If you want to explore the wines and varietals of the Iberian Peninsula, you don’t need a passport or a plane ticket. Just step off of Chorro Street and into Alegria Wine and Ware.
This sleek little downtown wine shop and tasting bar opened in November 2011 at the site of a long-vacant office space. Owners and in-laws David and Christine Hance and John and Lisa Hance had to put in some significant remodel efforts, including installing a full (albeit very compact) commercial kitchen.
“It’s got everything but a fryer, which is fine with me,” said Christine.
The rest of the clean-lined space is comfortably filled with a tasting bar, a few tables, and display space for the “Ware” — serving ware such as plates, cutting boards, and even napkins that are all handcrafted by local artisans. These aren’t just pretty things to stick on a shelf, by the way — they’re all used in service at Alegria.
As for the “Wine,” the shop’s entire current lineup is stacked in neat aisles of wooden boxes in the middle of the room. At any given time, there are about “50 to 60 different labels, and there’s always something new,” said David Hance. In addition, because “we pour what’s on the floor,” the entire stock turns over within five to six weeks.
The Hances were originally inspired “by the possibility of buying another wine bar,” Hance explained. That didn’t work out, but “by then, we’d already talked extensively about it,” so the families went ahead with the concept. However, “we knew we wanted something different.”
Inspired in part by “the Spanish Mission right across the street,” the focus of Alegria became “hard-to-find wines with emphasis on Spanish and Portuguese wines as well as smaller-production Central Coast wines.”

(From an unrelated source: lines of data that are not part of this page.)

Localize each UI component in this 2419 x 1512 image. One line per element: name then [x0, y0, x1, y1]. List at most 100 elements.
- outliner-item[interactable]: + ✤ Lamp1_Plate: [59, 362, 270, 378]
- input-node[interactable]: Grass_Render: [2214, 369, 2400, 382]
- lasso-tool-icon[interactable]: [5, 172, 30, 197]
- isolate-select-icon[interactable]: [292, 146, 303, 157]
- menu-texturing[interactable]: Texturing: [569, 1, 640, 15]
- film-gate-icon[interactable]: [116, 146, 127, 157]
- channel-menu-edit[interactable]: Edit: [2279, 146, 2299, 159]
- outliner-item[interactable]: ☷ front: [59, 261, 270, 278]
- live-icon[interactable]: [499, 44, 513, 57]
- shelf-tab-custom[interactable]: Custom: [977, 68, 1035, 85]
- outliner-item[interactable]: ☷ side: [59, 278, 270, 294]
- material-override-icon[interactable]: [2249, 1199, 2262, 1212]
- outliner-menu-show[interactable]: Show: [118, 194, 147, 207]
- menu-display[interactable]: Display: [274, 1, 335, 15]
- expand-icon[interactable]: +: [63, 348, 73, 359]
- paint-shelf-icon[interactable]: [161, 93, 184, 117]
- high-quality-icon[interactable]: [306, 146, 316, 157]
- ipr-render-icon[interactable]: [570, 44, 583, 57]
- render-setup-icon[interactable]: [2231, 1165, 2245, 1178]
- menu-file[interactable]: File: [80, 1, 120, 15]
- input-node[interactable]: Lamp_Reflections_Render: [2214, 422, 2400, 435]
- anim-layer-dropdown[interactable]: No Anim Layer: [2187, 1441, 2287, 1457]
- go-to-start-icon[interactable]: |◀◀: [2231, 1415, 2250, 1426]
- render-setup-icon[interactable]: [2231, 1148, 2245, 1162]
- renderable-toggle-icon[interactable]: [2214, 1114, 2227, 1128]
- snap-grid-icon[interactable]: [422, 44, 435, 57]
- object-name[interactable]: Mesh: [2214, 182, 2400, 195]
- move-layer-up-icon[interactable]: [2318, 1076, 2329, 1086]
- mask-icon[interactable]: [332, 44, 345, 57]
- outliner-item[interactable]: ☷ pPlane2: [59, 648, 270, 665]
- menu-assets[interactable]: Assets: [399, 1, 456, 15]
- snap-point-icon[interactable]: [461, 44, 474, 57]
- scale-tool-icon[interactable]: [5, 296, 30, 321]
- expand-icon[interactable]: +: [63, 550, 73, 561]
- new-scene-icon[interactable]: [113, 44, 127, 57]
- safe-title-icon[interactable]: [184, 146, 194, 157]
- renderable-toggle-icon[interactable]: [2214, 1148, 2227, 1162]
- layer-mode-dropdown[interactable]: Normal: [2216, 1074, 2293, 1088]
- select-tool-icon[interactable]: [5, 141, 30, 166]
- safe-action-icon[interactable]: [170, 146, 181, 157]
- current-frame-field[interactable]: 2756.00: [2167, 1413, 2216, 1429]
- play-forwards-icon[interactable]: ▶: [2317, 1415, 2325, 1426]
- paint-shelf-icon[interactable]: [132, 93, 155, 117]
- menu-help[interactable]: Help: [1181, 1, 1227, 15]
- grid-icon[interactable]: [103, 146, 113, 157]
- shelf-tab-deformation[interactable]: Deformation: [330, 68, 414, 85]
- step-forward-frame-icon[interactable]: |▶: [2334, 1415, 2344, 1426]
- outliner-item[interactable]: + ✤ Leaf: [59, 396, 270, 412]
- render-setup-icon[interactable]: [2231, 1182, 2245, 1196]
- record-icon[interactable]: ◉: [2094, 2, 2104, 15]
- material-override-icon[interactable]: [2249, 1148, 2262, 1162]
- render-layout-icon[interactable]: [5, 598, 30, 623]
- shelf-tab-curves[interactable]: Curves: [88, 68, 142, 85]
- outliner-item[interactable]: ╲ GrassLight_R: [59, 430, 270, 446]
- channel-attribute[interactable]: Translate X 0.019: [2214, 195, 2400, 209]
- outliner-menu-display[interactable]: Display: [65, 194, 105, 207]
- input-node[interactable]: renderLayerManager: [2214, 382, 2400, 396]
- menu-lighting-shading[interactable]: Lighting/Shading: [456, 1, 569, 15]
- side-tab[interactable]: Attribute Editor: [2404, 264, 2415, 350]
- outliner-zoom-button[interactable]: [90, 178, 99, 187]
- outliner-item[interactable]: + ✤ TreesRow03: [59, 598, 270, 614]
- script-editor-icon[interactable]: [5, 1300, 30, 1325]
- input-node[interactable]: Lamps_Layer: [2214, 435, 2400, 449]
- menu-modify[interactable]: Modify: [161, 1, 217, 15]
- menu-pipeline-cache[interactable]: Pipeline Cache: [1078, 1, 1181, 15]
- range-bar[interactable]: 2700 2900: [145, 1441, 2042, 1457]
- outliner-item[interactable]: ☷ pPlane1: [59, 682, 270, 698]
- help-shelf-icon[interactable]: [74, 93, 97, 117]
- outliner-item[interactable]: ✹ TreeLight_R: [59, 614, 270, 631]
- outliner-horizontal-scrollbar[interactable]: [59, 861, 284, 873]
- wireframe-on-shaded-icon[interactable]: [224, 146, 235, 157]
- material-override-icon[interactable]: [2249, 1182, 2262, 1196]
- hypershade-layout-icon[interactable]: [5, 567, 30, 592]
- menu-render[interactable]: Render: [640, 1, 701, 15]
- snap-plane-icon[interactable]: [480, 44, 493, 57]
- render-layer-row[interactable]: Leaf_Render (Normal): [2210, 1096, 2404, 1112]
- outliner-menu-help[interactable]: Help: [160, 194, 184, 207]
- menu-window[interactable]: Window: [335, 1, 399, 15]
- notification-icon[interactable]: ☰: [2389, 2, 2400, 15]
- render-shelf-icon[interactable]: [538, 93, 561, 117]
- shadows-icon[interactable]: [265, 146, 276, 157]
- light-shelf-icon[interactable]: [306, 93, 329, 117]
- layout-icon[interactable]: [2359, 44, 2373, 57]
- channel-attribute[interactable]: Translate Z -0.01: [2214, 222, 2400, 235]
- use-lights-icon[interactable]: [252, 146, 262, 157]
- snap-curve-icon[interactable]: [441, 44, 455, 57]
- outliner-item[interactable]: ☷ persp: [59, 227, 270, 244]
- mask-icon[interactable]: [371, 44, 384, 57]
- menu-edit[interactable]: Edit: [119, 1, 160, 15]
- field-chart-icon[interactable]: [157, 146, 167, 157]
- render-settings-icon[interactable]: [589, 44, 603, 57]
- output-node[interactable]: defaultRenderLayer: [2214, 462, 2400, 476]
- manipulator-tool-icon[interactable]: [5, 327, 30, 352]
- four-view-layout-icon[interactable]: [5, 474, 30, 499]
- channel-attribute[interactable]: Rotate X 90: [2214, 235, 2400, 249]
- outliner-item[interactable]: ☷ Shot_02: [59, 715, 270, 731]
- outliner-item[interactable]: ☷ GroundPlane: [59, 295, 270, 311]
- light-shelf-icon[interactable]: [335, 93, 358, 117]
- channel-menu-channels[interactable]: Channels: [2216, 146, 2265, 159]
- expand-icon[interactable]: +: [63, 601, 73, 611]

That translates into a selection that might include a white Verdejo from Spain and a Sauvignon Blanc from Santa Ynez Valley, a blend of red Portuguese varietals from Lodi and a red wine from the Canary Islands, a Rhône blend from the Priorat region of Spain and an Albariño from the Edna Valley.
These wines are definitely “discovery-oriented,” admitted Hance, and to help educate people about these wines, he maintains a weekly “Just One Wine” blog.
Written in an approachable Q&A format, it showcases one of the shop’s current wines, offering information about the region of origin, the varietal, etc. One thing that customers are happy to discover about all of the wines is that they’re typically $25 a bottle and under — perhaps that’s appropriate, because Alegria means “joy” in Spanish.
Alegria has also begun hosting dinners to further explore Iberian varietals.
The menu for the upcoming “Catalan and Central Coast blends” event is still in the works, but the recent “Albariño Tasting and Tapas” featured seven small plate courses such as gazpacho shooters, Galician garlic shrimp, and roasted potatoes paired with wines from Paso Robles, Santa Barbara County, and Rias Baixas (Spain).
On its daily food menu, Alegria offers a Spanish-inspired small plate concept with the ingredients themselves sourced as much as possible from local producers. The latest lineup included olives, salami, and cow’s milk cheese from Paso Robles, a goat’s milk cheese from Templeton, bread from a San Luis Obispo bakery, and tomatoes from Arroyo Grande.
“It’s really an amazing area for the amount of incredible food producers,” said Christine, “and it’s wonderful to develop personal relationships with those people as well.”